Le cas Terre-36 est demandera plus de connaissances pour être reconnu au premier coup d'oeil. Il s'agit en effet d'une référence à Big Bang Comics, une série publiée chez l'éditeur indépendant Caliber Comics, puis dans un second temps par Image Comics, et qui rendait hommage aux super-héros du Golden et Silver Age. La série a été créée par Gary Carlson et Chris Ecker et ses personnages étaient déjà des inspirations de ce que DC Comics avait sous la main. On accordera une attention particulière au Pister Rouge, le Flash de cette Terre, qui permet au cours du climax de recruter tous les Bolides du Multivers pour affronter le Nix Uotan corrompu.
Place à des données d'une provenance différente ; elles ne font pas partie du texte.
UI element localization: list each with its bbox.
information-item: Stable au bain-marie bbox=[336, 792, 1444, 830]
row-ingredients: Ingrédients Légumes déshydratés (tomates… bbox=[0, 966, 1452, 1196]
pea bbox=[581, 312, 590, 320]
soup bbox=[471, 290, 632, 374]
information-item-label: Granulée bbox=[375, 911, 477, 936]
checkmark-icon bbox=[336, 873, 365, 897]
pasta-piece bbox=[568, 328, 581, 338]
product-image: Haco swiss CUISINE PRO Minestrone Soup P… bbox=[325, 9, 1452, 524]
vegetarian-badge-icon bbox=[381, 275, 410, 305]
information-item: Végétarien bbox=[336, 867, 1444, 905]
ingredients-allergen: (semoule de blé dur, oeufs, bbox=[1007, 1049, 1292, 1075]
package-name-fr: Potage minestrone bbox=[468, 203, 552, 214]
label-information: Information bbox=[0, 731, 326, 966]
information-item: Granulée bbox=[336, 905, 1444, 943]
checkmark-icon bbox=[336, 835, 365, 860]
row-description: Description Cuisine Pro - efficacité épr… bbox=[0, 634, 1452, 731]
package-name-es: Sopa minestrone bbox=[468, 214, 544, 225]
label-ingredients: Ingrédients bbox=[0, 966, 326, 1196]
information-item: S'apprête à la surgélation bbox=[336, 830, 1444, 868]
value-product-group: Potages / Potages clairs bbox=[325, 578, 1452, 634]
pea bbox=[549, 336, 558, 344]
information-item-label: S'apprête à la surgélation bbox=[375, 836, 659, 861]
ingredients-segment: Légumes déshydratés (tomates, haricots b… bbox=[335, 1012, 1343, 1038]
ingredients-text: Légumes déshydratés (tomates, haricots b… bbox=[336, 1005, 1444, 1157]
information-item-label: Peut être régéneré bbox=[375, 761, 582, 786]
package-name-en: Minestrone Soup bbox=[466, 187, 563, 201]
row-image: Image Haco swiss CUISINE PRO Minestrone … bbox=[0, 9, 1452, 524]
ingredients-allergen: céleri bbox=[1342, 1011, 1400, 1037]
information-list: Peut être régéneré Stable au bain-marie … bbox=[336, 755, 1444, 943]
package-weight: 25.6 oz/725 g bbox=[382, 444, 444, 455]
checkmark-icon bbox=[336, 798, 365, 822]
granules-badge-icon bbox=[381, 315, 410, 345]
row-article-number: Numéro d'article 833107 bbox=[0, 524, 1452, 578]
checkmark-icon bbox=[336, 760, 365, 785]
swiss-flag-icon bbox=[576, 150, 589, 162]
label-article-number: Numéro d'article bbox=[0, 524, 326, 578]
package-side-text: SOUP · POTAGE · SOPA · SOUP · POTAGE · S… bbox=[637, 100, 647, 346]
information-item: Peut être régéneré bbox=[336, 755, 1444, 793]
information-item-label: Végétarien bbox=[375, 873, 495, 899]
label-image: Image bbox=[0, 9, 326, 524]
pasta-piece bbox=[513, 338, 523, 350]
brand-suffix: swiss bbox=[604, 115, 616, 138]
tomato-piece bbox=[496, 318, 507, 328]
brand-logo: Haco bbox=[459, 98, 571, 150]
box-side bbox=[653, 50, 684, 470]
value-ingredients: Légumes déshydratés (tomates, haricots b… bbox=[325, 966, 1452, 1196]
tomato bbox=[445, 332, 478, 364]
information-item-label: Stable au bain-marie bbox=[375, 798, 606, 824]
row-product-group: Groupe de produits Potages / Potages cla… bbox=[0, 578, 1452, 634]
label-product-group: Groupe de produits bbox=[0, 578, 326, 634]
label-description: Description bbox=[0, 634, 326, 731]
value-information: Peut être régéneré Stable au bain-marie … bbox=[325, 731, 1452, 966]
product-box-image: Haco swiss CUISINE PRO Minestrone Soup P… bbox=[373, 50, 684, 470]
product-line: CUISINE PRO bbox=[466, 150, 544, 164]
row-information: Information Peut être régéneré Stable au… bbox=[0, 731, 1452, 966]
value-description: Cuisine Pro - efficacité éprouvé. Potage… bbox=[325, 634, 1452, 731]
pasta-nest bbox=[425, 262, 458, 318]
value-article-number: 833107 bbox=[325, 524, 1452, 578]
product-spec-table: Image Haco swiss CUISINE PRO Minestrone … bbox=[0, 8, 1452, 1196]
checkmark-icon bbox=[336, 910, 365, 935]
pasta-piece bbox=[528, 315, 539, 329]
Et qui, au contraire de nombreux Flash au cours des différentes Crisis, ne sera pas sacrifié, mais intégrera l'Opération Justice Incarnée, force de protection du Multivers.
Du côté de Terre-26, il faut aussi se référer à l'histoire des comics pour comprendre son origine. Au cours du Golden Age, et parce que les publications s'adressent alors majoritairement aux enfants, c'est dans les pages de New Comics #9 (1936) que sont imaginées des histoires avec des animaux antropomorphiques (les "funny animals"). Il faudra en revanche attendre les années '80 et les publications successives des titres New Teen Titans et Captain Carrot & his amazing Zoo-Crew pour qu'un nom concret soit donné à cette réalité : Earth-C (pour cartoon). La terre sera en premier lieu considéré comme une réalité alternative plutôt qu'une terre parallèle, pour expliquer le fait qu'elle puisse survivre à Crisis on Infinite Earths. L'appellation de Terre-26 sera par la suite utilisée dans Captain Carrot and the Final Ark, mini-série en trois numéros publiée en tie-in à Countdown. La terre-26 est donc l'équivalent de ces deux terres dans son Multivers, et il existe une théorie qui explique que chacune des Terre est en fait la même planète, mais qui a été déformée au fil des années par la physique bizarre (des dessins animés) qui y règne.
On terminera cette entrevue avec la Terre-48, qui reprend elle aussi l'idée de plusieurs Terre apparues avant elle. Le concept est à peu près le même, puisqu'il s'agit d'une réalité ou tout le monde a des super-pouvoirs, chaque personne, chaque être vivant (jusqu'au moindre animal). Grant Morrison la décrit comme le concept du super-héros poussé à son paroxysme, jusqu'à en être ridicule. On retrouve des premières traces de cette idée dans Crisis on Infinite Earths #4, ou la planète est alors appelée Terre-6. Par la suite, l'idée de Terre-48 réapparaît dans Countdown to Aventure #1, sorti en 2007 peu de temps après la recréation du Multivers post-Infinite Crisis. On peut y voir également dans cette réalité une référence au récit Top10 d'Alan Moore, publié sous l'imprint America's Best Comics.